Dans la continuité du GILGES, l’objectif premier du programme Géosites était également de réaliser une liste des sites géologiques d’importance internationale. L’élargissement du programme a conduit à la création d’une base de données qui, selon Wimbledon et al. (2000, 69), ne devrait pas servir uniquement pour les programmes UNESCO, mais aussi pour les initiatives nationales de protection.

Il est à noter que, dès lors, le programme Géosites a souhaité promouvoir une approche « bottom-up » (Gray, 2008 p. 193), car « les géologues de tous les pays étaient encouragés à réaliser eux-mêmes le registre », et la liste s’est faite à travers des comparaisons scientifiques entre les inventaires nationaux (Erikstad, 2008 p. 254). Cleal et al. (2001, p.10, cité dans Gray, 2008, p.193) ont précisé que le but « n'est pas de chercher des "meilleurs sites" symboliques : il s'agit d'identifier des réseaux naturels de sites qui représentent la géodiversité". is not to search for token ‘best sites’: it is to identify natural networks of sites that represent geodiversity ».

Il nous semble important cependant de souligner que, par manque de support financier, le programme Géosite a été abandonné par l’UIGS en 2003 . À la suite, l’initiative GEOSEE, « Geoparks Approach: science, heritage, communication, socio-economy and education », en collaboration avec l’UNESCO, l’IUGS et l’UIG (Union Internationale de Géographie) a débuté ses travaux en 2003/2004 et son siège de secrétariat permanent a été alloué à l’Académie chinoise de sciences géologiques à Pékin . “La principale raison de la création de GEOSEE en 2003 était qu'il existait une myriade d'activités simultanées mal coordonnées démontrant au public la valeur du patrimoine géologique et la beauté des paysages et que celles-ci n'avaient aucun lien direct avec les organismes géoscientifiques internationaux tels que l'UISG et l'UGI. Cela a été ressenti comme une grave omission de la part de l'UISG, en particulier parce qu'il s'agissait d'excellents exemples de vulgarisation géoscientifique qui figuraient parmi les priorités de l'UISG. GEOSEE a été créé en tant qu'initiative conjointe de l'UISG, de l'UNESCO et de l'UGI en 2006. Elle était considérée comme une organisation faîtière chargée de coordonner et d'intégrer les connaissances géoscientifiques dans ces activités.
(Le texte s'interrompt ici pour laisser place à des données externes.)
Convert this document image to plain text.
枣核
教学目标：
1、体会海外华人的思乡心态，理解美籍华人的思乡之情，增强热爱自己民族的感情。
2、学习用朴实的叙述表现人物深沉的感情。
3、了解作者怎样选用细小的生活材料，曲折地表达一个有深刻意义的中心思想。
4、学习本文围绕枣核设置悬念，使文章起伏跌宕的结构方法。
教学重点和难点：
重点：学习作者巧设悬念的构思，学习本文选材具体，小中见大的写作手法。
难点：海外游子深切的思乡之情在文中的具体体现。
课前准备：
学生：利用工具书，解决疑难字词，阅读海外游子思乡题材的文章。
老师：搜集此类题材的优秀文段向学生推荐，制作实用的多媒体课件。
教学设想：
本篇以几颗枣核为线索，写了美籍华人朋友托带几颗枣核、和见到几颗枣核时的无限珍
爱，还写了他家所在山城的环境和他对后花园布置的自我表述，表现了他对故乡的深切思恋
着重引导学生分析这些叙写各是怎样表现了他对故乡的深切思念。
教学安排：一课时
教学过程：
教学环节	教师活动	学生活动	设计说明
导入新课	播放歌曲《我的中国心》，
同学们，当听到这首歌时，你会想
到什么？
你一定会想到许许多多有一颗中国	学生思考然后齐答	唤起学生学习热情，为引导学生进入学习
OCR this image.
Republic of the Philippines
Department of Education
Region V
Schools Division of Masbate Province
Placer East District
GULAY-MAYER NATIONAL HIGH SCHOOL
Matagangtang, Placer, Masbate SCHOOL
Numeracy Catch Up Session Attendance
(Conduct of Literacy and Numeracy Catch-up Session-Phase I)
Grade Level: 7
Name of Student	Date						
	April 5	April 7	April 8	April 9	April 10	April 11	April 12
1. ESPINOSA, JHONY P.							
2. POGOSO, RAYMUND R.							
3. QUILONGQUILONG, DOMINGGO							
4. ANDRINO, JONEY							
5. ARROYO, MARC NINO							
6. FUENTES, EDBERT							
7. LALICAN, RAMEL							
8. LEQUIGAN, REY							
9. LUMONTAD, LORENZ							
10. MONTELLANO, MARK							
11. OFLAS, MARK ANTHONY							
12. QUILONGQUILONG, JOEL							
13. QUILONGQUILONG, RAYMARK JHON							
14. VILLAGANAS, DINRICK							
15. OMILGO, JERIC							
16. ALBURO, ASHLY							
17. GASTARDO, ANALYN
En outre, elle a revendiqué un rôle dans l'éducation, la culture, la communication et le développement durable des géosciences. Grâce à GEOSEE, l'UISG aurait (enfin) une position stratégique dans ces activités". (UISG EC56 Procès-verbal 5.e.1)

2. Le processus d’institutionnalisation des Géoparcs

En analysant plus spécifiquement les archives documentaires de l’UNESCO, du GGN et de l’IUGS, nous avons identifié trois principales phases dans le processus d’institutionnalisation du label Géoparc mondial.

1996-2004 : la naissance d’une initiative orientée vers le développement et les premières négociations pour un label UNESCO (1996-2004)

Vers la fin des années quatre-vingt-dix un nouveau modèle de la géoconservation, celui de « géoparc », s’est développé au sein de l’UNESCO et des communautés internationales des géologues. Selon Patzak et Eder et Eder (1999 cités dans Gray, 2004, p.194), cette nouvelle initiative avait pour objectif principal de valoriser les géosites d’une importance nationale, et de favoriser en même temps le développement économique par la promotion du géotourisme.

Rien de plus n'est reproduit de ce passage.